Notably, currently although such is data is protected it is also being provided to third parties after processing protection. So, there are increasing risks of leaks in privacy data.

For example, let's say a person uses social data such as Twitter and other social media, anonymously. This person is anonymous, but if we know that he often tweets about Chofu, conferences, research, and so on, we can assume that he is a university student or teacher near Chofu. If we know that he tweeted in August 2015, "What should I do about souvenirs for Helsinki soon. Then, we can deduce that he may be going to an academic conference in Helsinki around August 2015.

In addition, there is open data on "call for papers" on the web. The list of conferences is available, and papers submitted to conferences is also available. So it is easy to find a list of universities in Chofu. Also, universities generally publish lists of faculty members by job title and information on average income for each position.

By integrating this information, there is a risk that a third party, although anonymous, will be able to identify individuals, their occupations, and income levels. Furthermore, Tweets can be used to quickly make multiple guesses, which could be abused by third parties. Also recently, with advances in IoT technology, it is easy to obtain models trained for handling personal information, privacy-protected location data, health data, and other IoT data.

Although combining such "Web IoT Data" can be instructive, there are increasing risks from using inferred privacy information. Therefore, Sei and his colleagues are developing Web IoT that can understand and control privacy risks based on consideration of unexpected combinations, and performing machine learning and statistical analysis safely and with high accuracy, cross-sectional privacy protection, and data analysis.

They have proposed several privacy protection technologies, but the main target is to collect small amounts of perfect data without errors as personal data to be processed anonymously. For example, research has been conducted on obtaining accurate values without errors such as age, gender, and PCR test results.

“In the future, as IoT technology advances further, we will collect data that includes errors and defects observed in IoT and has many items, and analyze the data while protecting privacy for those data,” says Sei. An example of the research includes targeting data with inaccuracies such as age, gender, and the presence or absence of new coronavirus infection estimated from body temperature and perspiration volume produced by image recognition. They are developing technology for this purpose and collecting data for demonstration purposes.

It is essential that the method considers the errors and deficiencies in the data, so they have devised an algorithm for a new privacy protection index concept that protects real values that even the person himself does not know rather than protecting superficial ones. The measured values include errors and deficiencies.

Sei is also developing protection techniques that consider the combination of data, such as measuring the risk that data about the same person collected at different locations will be probabilistically identified as the same person when the data is published anonymously or processed anonymously.

Collecting actual data is one of the main problems to resolve in this research. So Sei and his colleagues are collecting experimental data by renting out two apartments in Chofu City, installing sensors and IoT home appliances, and asking participants to live in the apartments, and collected data, including personal data. In this way, they have also proposed methods and evaluating experiments based on actual data.

Fig 1 shows an example of some recent latest results assume a scenario where a person wants to know the histogram of the event participants' age from a camera image in a case where the resolution of the camera image is set to a low level for privacy reasons. In such a case, even if a machine learning model is applied, the accuracy of age prediction will be low for low resolution images.

Even if the prediction accuracy of individual machine learning models is low, Sei and his colleagues propose a technique to improve the accuracy of headcount counting. The black line shows the distribution of the data for the actual value shows the number of people by age group.

Drawing a line like this based on the prediction results for this age, the distribution will deviate slightly from the prediction, as shown in this baseline. However, their proposed method provides evidence that the statistical results are close to the actual distribution.
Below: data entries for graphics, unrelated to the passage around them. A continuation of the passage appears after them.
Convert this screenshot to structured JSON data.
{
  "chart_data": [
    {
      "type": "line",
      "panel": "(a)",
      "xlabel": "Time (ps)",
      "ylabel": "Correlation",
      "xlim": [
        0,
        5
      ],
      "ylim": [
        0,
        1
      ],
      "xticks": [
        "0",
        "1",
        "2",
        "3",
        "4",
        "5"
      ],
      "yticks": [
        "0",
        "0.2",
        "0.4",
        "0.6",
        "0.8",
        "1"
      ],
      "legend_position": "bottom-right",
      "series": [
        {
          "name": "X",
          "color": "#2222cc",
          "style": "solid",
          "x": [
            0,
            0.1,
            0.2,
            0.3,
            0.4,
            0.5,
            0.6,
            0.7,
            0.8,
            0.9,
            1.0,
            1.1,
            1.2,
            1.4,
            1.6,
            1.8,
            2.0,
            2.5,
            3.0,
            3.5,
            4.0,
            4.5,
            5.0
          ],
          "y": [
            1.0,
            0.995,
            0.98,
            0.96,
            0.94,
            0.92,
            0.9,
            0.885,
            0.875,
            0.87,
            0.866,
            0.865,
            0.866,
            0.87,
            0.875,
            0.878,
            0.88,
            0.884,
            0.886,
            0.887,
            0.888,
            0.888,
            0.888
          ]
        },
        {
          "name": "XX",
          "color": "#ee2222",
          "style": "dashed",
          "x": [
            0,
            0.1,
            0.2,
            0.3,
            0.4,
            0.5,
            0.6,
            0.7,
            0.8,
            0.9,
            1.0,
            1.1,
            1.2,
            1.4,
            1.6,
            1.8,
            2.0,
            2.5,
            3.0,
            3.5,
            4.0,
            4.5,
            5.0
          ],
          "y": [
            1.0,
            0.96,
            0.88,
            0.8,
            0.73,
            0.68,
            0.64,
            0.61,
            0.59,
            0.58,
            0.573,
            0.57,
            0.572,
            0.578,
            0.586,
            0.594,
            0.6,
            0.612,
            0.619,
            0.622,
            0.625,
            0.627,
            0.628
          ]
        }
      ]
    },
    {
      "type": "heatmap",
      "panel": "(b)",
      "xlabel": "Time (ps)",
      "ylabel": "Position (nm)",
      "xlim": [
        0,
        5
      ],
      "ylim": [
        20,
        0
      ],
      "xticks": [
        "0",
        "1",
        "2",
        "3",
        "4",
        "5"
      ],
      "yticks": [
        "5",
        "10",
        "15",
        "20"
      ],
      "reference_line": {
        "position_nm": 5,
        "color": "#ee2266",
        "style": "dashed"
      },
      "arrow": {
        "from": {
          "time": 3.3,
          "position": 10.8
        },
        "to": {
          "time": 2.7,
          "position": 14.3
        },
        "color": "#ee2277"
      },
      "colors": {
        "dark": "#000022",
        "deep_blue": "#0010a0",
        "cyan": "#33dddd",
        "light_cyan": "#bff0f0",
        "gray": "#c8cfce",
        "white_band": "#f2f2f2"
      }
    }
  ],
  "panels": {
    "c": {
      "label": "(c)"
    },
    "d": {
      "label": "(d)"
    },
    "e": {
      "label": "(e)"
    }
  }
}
The second result is that of IoT data with many errors and deficiencies (Fig 2). Here when the analysis is carried out for multi-dimensional data based on such data, the amount of data with all the data is minimal, which makes it difficult to analyze.
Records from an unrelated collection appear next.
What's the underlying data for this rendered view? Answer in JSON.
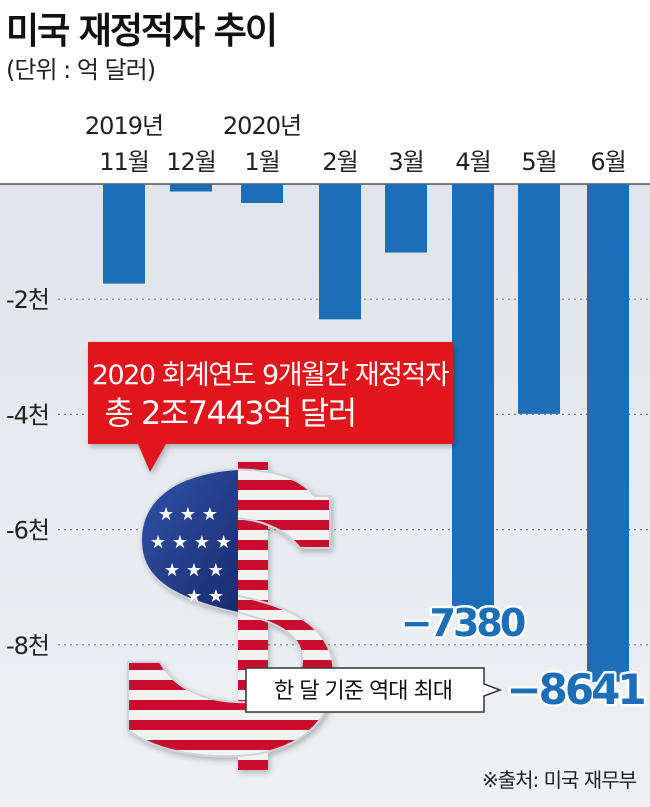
{
  "header": {
    "title": "미국 재정적자 추이",
    "unit": "(단위 : 억 달러)"
  },
  "chart_data": {
    "type": "bar",
    "categories": [
      "11월",
      "12월",
      "1월",
      "2월",
      "3월",
      "4월",
      "5월",
      "6월"
    ],
    "year_labels": [
      "2019년",
      "",
      "2020년",
      "",
      "",
      "",
      "",
      ""
    ],
    "values": [
      -1730,
      -130,
      -330,
      -2350,
      -1190,
      -7380,
      -3990,
      -8641
    ],
    "ylim": [
      -9800,
      0
    ],
    "yticks": [
      -2000,
      -4000,
      -6000,
      -8000
    ],
    "ytick_labels": [
      "-2천",
      "-4천",
      "-6천",
      "-8천"
    ],
    "grid": true,
    "bar_color": "#1c6fb7",
    "value_labels": [
      "",
      "",
      "",
      "",
      "",
      "−7380",
      "",
      "−8641"
    ],
    "annotations": {
      "total_callout": [
        "2020 회계연도 9개월간 재정적자",
        "총 2조7443억 달러"
      ],
      "record_callout": "한 달 기준 역대 최대"
    }
  },
  "source": "※출처: 미국 재무부",
  "colors": {
    "plot_bg": "#dde3e9",
    "callout_red": "#e0141e",
    "flag_red": "#c8102e",
    "flag_blue": "#1f3a8a"
  }
}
Sei has also propose a method to reduce the error of the final statistical results by predicting the values corresponding to such missing data and thereby protecting privacy and has collected experimental data with various parameter settings and found that the proposed method has the smallest error.

In the future, Sei’s goal is to release the infrastructure we have developed as open-source to create and promote services that allow people to use data safely and freely.

figure
Figure 1 : An example of some recent latest results assume a scenario where a person wants to know the histogram of the event participants' age from a camera image.

figure
Figure 2: Results for IoT data with many errors and deficiencies.